Let’s go back to our example and create an execution plan from the graph object:

TornadoExecutionPlan plan = new TornadoExecutionPlan(graph.snatshot());

And now, we can call the execute method:

plan.execute())

Done! If we do not specify anything else, the execute method in a blocking call, and it will optimise, compile and run the whole task graph on the default device.

For reference, this is the entire code of our example:

public class HelloTornado { 
    public static void init(FloatArray array) {
        for (@Parallel int i = 0; i < data.getSize(); i++) {
            array.set(i, i * 2);
        }
    }

    public static void computeSqrt(FloatArray array) {
        for (@Parallel int i = 0; i < data.getSize(); i++) {
            float value = array.get(i);
            array.set(i, TornadoMath.sqrt(value));   
        }
    }

    public FloatArray compute(FloatArray array) {
        TaskGraph graph = new TaskGraph("graph")  
            .transferToDevice(DataTransferMode.EVERY_EXECUTION, array)
            .task("init", HelloTornado::init, array)
            .task("compute", HelloTornado::computeSqrt, array)
            .transferToHost(DataTransferMode.EVERY_EXECUTION, array);
        TornadoExecutionPlan plan = new TornadoExecutionPlan(graph.snatshot());
        plan.execute())
        return array;
    }

Interacting with the Dispatcher

We can also change the default decisions of the TornadoVM runtime, and perform some actions (e.g., enable the profiler, change the hardware accelerator, enable dynamic reconfiguration, etc). The TornadoVM Execution Plan follows a builder pattern to specify all these actions.

For example, to change a device:

int driverIndex = 0;
int deviceIndex = 1;
TornadoDevice device = TornadoExecutionPlan.getDevice(driverIndex, deviceIndex);
plan.withDevice(device)
    .execute();

And we can execute again, without the need to build a new task-graph.

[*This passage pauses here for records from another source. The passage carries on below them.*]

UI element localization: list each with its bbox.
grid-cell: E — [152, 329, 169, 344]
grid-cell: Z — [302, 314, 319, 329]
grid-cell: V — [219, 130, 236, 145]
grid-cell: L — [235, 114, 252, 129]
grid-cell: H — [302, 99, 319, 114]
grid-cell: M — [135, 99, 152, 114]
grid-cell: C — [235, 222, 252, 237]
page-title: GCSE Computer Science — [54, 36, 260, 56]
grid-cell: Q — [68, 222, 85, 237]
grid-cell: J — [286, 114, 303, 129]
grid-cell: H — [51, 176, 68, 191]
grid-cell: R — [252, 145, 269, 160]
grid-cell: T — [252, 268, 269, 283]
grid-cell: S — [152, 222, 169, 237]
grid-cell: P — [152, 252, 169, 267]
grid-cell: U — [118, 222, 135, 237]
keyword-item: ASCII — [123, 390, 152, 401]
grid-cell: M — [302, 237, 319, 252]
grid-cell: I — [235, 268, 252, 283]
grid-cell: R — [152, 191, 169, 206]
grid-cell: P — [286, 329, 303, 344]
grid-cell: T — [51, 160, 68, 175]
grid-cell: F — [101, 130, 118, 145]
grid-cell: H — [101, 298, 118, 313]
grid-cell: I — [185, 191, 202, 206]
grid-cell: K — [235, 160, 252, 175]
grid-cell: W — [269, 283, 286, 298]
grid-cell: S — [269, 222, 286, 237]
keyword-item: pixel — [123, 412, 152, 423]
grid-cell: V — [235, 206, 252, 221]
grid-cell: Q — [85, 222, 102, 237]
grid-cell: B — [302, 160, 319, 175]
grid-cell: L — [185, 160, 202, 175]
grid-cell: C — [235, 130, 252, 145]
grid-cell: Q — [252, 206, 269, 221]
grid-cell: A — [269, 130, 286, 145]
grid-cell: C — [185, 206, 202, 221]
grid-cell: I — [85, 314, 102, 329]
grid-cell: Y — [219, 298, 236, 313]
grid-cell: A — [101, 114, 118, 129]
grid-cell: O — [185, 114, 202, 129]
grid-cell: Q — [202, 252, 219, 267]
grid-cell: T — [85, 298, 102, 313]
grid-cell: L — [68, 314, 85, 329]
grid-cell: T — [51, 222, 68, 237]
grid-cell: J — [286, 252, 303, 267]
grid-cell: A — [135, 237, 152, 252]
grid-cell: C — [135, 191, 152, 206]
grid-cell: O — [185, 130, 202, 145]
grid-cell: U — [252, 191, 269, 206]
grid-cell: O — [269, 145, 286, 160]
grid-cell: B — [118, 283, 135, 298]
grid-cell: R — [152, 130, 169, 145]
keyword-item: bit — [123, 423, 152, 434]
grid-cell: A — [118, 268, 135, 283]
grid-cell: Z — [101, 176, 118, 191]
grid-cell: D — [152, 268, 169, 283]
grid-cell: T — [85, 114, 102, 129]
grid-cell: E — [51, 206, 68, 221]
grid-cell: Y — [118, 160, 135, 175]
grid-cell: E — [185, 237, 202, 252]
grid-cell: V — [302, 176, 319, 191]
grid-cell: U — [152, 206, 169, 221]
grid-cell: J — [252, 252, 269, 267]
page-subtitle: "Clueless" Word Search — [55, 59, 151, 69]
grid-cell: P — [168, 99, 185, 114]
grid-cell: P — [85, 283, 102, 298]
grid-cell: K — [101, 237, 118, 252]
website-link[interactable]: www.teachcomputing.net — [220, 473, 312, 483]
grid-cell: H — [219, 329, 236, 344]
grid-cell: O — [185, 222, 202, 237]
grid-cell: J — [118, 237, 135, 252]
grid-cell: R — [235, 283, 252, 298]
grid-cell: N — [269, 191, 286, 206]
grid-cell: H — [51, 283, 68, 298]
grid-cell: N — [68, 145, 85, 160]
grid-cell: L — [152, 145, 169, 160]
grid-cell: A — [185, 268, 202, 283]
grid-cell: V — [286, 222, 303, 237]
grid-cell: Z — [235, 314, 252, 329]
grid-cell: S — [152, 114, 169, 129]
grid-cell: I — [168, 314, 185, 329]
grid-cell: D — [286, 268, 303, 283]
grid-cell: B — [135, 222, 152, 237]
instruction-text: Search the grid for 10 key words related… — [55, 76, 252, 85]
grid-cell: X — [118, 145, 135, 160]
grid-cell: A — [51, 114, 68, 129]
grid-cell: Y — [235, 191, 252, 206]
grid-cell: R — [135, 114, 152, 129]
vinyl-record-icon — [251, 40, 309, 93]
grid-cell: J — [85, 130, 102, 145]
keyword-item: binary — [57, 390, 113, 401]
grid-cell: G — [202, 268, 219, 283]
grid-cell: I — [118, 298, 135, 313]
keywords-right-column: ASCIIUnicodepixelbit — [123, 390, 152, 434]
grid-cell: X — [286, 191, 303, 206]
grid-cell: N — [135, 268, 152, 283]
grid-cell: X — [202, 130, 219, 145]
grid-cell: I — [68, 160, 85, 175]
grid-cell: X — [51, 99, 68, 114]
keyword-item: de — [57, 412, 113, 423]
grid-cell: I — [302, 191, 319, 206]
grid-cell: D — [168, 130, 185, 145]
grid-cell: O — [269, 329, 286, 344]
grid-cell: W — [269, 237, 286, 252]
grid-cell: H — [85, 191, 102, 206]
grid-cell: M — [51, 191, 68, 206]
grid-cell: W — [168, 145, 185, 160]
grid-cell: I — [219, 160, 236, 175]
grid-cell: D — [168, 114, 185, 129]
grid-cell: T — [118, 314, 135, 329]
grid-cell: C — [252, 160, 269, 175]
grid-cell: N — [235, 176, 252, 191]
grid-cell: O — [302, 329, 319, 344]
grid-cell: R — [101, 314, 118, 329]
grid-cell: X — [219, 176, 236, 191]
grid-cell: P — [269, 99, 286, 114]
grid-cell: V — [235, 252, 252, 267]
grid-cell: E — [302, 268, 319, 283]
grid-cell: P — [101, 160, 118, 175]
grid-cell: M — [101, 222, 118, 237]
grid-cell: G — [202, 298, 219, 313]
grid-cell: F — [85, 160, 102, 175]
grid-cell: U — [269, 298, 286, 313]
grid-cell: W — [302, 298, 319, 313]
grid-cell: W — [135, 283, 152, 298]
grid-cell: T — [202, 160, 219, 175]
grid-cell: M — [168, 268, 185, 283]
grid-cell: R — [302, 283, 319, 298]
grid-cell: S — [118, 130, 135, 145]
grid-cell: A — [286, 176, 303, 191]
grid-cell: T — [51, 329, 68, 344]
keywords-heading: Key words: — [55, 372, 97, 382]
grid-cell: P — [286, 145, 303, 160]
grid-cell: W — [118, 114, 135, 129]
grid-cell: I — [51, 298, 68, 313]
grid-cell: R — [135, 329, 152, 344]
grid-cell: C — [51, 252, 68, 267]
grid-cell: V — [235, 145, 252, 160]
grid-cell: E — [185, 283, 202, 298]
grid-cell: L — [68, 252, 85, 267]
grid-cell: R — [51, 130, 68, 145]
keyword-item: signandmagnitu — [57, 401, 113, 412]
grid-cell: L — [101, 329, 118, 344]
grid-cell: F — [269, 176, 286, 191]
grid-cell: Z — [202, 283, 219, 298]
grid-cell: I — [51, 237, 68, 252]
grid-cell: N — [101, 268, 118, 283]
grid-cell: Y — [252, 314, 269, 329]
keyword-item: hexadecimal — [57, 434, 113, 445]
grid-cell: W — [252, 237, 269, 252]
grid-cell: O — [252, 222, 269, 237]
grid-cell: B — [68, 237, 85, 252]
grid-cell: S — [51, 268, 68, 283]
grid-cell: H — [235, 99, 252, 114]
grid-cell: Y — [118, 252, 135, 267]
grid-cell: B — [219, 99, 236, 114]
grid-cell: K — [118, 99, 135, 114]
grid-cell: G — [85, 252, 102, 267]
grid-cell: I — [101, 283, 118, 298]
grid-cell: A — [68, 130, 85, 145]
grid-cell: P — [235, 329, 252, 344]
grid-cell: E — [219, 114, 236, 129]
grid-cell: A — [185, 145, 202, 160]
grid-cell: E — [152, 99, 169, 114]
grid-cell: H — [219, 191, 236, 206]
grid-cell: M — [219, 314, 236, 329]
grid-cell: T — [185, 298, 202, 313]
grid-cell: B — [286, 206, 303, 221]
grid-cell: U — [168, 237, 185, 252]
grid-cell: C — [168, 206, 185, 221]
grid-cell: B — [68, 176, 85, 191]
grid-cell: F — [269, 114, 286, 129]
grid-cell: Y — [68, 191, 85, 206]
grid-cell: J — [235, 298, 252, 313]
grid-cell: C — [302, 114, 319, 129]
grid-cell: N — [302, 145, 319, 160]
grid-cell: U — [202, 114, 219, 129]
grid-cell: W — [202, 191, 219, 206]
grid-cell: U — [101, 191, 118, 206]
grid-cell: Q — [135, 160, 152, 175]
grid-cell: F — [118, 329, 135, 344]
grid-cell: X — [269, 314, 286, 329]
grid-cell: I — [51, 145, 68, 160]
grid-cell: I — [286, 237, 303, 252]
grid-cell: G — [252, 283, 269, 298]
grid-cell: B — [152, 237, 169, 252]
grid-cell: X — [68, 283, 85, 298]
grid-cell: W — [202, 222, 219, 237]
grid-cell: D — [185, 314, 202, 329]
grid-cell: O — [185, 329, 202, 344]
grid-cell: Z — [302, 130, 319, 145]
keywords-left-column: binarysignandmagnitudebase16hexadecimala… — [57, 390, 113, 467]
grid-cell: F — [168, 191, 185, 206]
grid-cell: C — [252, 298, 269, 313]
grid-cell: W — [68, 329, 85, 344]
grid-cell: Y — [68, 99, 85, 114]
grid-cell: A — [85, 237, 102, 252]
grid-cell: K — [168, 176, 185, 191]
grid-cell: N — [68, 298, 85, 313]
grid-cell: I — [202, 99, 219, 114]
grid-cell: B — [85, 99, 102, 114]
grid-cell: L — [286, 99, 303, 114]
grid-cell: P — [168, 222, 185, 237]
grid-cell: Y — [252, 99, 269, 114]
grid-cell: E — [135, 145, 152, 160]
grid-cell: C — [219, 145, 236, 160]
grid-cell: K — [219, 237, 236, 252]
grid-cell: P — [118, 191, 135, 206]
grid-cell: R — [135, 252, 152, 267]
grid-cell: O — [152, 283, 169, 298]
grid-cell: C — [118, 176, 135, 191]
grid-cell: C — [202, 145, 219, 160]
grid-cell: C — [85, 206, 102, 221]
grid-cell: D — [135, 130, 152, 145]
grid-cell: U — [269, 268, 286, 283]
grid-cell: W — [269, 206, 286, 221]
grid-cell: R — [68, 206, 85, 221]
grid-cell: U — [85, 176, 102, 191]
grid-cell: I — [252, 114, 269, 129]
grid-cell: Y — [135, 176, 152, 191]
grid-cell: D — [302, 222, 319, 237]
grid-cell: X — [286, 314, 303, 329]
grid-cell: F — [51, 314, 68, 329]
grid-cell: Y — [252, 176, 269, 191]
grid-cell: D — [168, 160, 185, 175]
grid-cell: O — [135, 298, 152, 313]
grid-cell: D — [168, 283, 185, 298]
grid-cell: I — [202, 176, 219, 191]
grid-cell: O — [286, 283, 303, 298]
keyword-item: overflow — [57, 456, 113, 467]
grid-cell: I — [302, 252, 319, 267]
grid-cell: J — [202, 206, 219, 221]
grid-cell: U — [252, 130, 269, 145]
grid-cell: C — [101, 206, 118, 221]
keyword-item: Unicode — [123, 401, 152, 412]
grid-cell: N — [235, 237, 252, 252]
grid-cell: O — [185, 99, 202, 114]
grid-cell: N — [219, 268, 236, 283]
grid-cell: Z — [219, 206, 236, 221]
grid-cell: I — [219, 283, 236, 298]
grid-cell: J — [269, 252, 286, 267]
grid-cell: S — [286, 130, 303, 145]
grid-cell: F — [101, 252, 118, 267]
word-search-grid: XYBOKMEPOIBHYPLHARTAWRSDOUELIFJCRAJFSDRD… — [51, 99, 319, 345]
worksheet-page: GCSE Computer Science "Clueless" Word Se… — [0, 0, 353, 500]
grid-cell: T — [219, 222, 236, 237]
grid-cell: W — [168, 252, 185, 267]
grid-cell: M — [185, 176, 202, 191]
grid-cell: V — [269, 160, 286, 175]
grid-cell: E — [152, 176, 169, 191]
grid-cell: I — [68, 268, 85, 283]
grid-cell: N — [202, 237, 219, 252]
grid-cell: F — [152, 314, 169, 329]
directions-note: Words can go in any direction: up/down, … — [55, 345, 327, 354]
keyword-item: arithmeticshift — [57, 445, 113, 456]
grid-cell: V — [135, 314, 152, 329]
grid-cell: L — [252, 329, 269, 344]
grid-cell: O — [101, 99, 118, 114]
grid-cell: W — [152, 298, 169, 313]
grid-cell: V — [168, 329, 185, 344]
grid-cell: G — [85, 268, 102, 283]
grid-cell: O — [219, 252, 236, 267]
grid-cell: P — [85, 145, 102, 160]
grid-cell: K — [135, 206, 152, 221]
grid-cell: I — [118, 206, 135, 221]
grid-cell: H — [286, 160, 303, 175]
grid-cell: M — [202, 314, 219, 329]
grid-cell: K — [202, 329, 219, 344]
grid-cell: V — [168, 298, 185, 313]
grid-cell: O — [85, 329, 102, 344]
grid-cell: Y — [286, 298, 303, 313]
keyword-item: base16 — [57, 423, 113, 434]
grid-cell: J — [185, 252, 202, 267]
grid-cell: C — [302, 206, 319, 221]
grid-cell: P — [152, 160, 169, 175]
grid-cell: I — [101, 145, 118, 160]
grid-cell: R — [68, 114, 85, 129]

If we want to enable dynamic reconfiguration (a feature of TornadoVM to discover the best device depending on a policy), we can enable it as follows:

plan.withDynamicReconfiguration(Policy.PERFORMANCE, DRMode.PARALLEL)
    .execute();

In this call, we specify that we want to select the best device in terms of performance, and the TornadoVM should evaluate all permutations in parallel. What this API call will trigger, is to compile and run for all hardware accelerators available in our system, and choose the best device that follows the policy we specified. Cool, isn’t it? If you want to know more about dynamic reconfiguration, this paper contains more details.

There are more methods in the TornadoExecutionPlan class. We covered just two of them. If you are interested, I invite you to read the documentation and the examples. Additionally, I recorded a video showing, step by step, some of these functions in action.

Summary

In this post, we have explained the basics of the TornadoVM programming model and the main API blocks. With these tools, developers can start integrating these components into their applications and start accelerating portions of the Java programs on hardware accelerators, such as GPUs.

If you want to know more, I invite you to explore the example suite in TornadoVM to get an idea of the types of applications that can be expressed using the TornadoVM API with more complex use cases.